Mastering Shutter Speed in Low Light Situations

With today’s enormous variety of fully-automated digital cameras it can often be difficult to capture low-light indoor and action photos that are pleasing and successful. For example, pictures from a recent indoor family gathering might be full of red-eyed friends and relations and clusters of people brilliantly over lit by the flash. So, how does a photographer avoid this?
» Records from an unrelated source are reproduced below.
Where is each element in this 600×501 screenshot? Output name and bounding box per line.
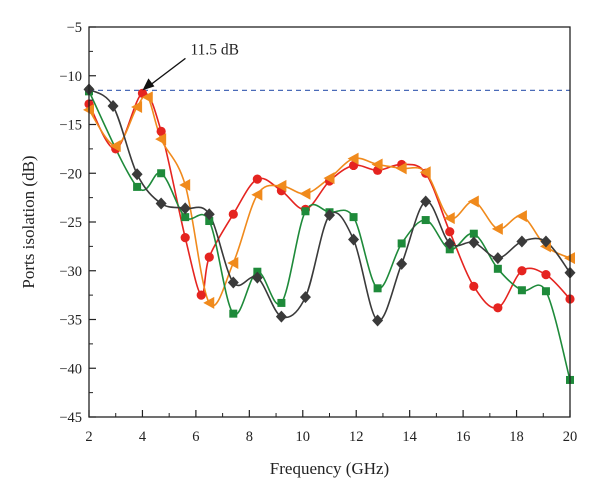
y-axis-title: Ports isolation (dB)	[19, 155, 38, 288]
marker-dark	[516, 235, 528, 248]
marker-green	[205, 217, 214, 226]
marker-green	[493, 264, 502, 273]
marker-green	[517, 286, 526, 295]
marker-orange	[443, 212, 455, 225]
marker-dark	[396, 257, 408, 270]
marker-orange	[275, 179, 287, 192]
marker-orange	[251, 188, 263, 201]
marker-dark	[540, 235, 552, 248]
y-tick-label: −40	[59, 361, 82, 377]
marker-orange	[395, 162, 407, 175]
y-tick-label: −5	[67, 20, 82, 36]
marker-dark	[348, 233, 360, 246]
y-tick-label: −10	[59, 69, 82, 85]
marker-dark	[444, 237, 456, 250]
marker-dark	[155, 197, 167, 210]
marker-green	[469, 229, 478, 238]
marker-orange	[371, 158, 383, 171]
y-tick-label: −45	[59, 410, 82, 426]
marker-red	[541, 270, 551, 280]
marker-orange	[203, 296, 215, 309]
annotation-arrowhead	[142, 78, 155, 91]
marker-dark	[299, 291, 311, 304]
annotation-label: 11.5 dB	[190, 41, 239, 58]
y-tick-label: −25	[59, 215, 82, 231]
annotation-layer: 11.5 dB	[142, 41, 239, 91]
x-tick-label: 4	[139, 429, 147, 445]
marker-dark	[131, 168, 143, 181]
marker-orange	[109, 139, 121, 152]
x-tick-label: 20	[563, 429, 578, 445]
marker-dark	[275, 310, 287, 323]
marker-dark	[107, 99, 119, 112]
marker-green	[277, 298, 286, 307]
marker-orange	[491, 222, 503, 235]
x-tick-label: 18	[509, 429, 524, 445]
x-tick-label: 10	[296, 429, 311, 445]
marker-dark	[492, 252, 504, 265]
marker-dark	[203, 208, 215, 221]
marker-orange	[323, 172, 335, 185]
marker-red	[228, 209, 238, 219]
marker-green	[541, 287, 550, 296]
marker-red	[196, 290, 206, 300]
marker-dark	[251, 271, 263, 284]
marker-dark	[179, 202, 191, 215]
marker-red	[469, 281, 479, 291]
marker-red	[156, 126, 166, 136]
x-tick-label: 14	[402, 429, 417, 445]
marker-green	[301, 207, 310, 216]
marker-red	[180, 233, 190, 243]
marker-red	[493, 303, 503, 313]
marker-green	[157, 169, 166, 178]
marker-green	[181, 213, 190, 222]
marker-orange	[155, 133, 167, 146]
markers-layer	[83, 83, 576, 384]
marker-orange	[467, 195, 479, 208]
marker-orange	[347, 152, 359, 165]
y-tick-label: −35	[59, 313, 82, 329]
marker-red	[252, 174, 262, 184]
annotation-arrow-line	[148, 57, 186, 87]
marker-red	[445, 227, 455, 237]
marker-green	[397, 239, 406, 248]
marker-green	[373, 284, 382, 293]
marker-dark	[468, 236, 480, 249]
marker-dark	[324, 209, 335, 222]
marker-red	[517, 266, 527, 276]
marker-dark	[227, 276, 239, 289]
marker-green	[133, 182, 142, 191]
x-tick-label: 6	[192, 429, 199, 445]
marker-orange	[179, 178, 191, 191]
marker-green	[349, 213, 358, 222]
marker-red	[204, 252, 214, 262]
marker-orange	[419, 166, 431, 179]
marker-green	[229, 309, 238, 318]
x-tick-label: 8	[246, 429, 253, 445]
plot-frame	[88, 26, 571, 418]
x-tick-label: 16	[456, 429, 471, 445]
x-tick-label: 2	[85, 429, 92, 445]
y-tick-label: −15	[59, 118, 82, 134]
x-axis-title: Frequency (GHz)	[270, 459, 389, 478]
y-tick-label: −20	[59, 166, 82, 182]
marker-orange	[299, 187, 311, 200]
marker-orange	[227, 256, 239, 269]
x-tick-label: 12	[349, 429, 364, 445]
marker-orange	[515, 210, 527, 223]
marker-dark	[372, 314, 384, 327]
marker-dark	[420, 195, 432, 208]
marker-orange	[131, 100, 143, 113]
marker-green	[421, 216, 430, 225]
marker-orange	[141, 91, 153, 104]
ticks-layer: 2 4 6 8 10 12 14 16 18 20 −45 −40 −35 −30 −25 −20 −15 −10…	[59, 20, 577, 445]
y-tick-label: −30	[59, 264, 82, 280]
It requires the consideration of a few factors and settings on the camera to overcome some of the typical challenges of low-light photography. The first things to consider are the automatic features on a digital camera. Today’s cameras want to help people take pictures with as little photographic skill or knowledge as possible, but the settings at work in the automatic cameras are not always suitable to each situation. For instance, if someone sets their digital camera to one of its automatic functions, such as motion or sports imagery, the camera may work to adjust the aperture to get enough light into the camera’s sensor, but it will also slow down the shutter speed, rendering the image blurry.

Luckily, many cameras allow their users to go to a fully manual mode, meaning the photographer can set the shutter speed, f-stop and ISO. What do these settings mean? For any discussion of low-light photography the shutter speed is basically the way of allowing the camera to capture the action clearly, meaning that it will have to be as fast as possible to catch the image, but also slow enough to allow in adequate lighting. This is helped by adjusting the f-stop, which is the setting on the lens that allows enough light to reach the sensor. Additionally the ISO, what used to be called “film speed” for traditional photography, can allow for faster shutter speeds, but introduces something called “noise” into an image.

Noise is basically defined as the ability to distinguish the dots or pixels that make up the photograph, which is an undesirable effect in photographs. Adjusting the ISO is usually not recommended, but no discussion of photography would be complete without the recommendation for experimentation with settings on a camera in order to determine the results. Unfortunately, most modern digital cameras also create “noise” in their images with slower shutter speeds as well.

So, how do you take a good low-light photograph? There are many things a photographer can do to capture images in low lighting and the first is to make adjustments to shutter speed to see if this helps. The next recommendation is to work with a tripod if possible to allow for reduced camera shake; try adjusting the aperture to allow as much light inside the camera, and finally experiment.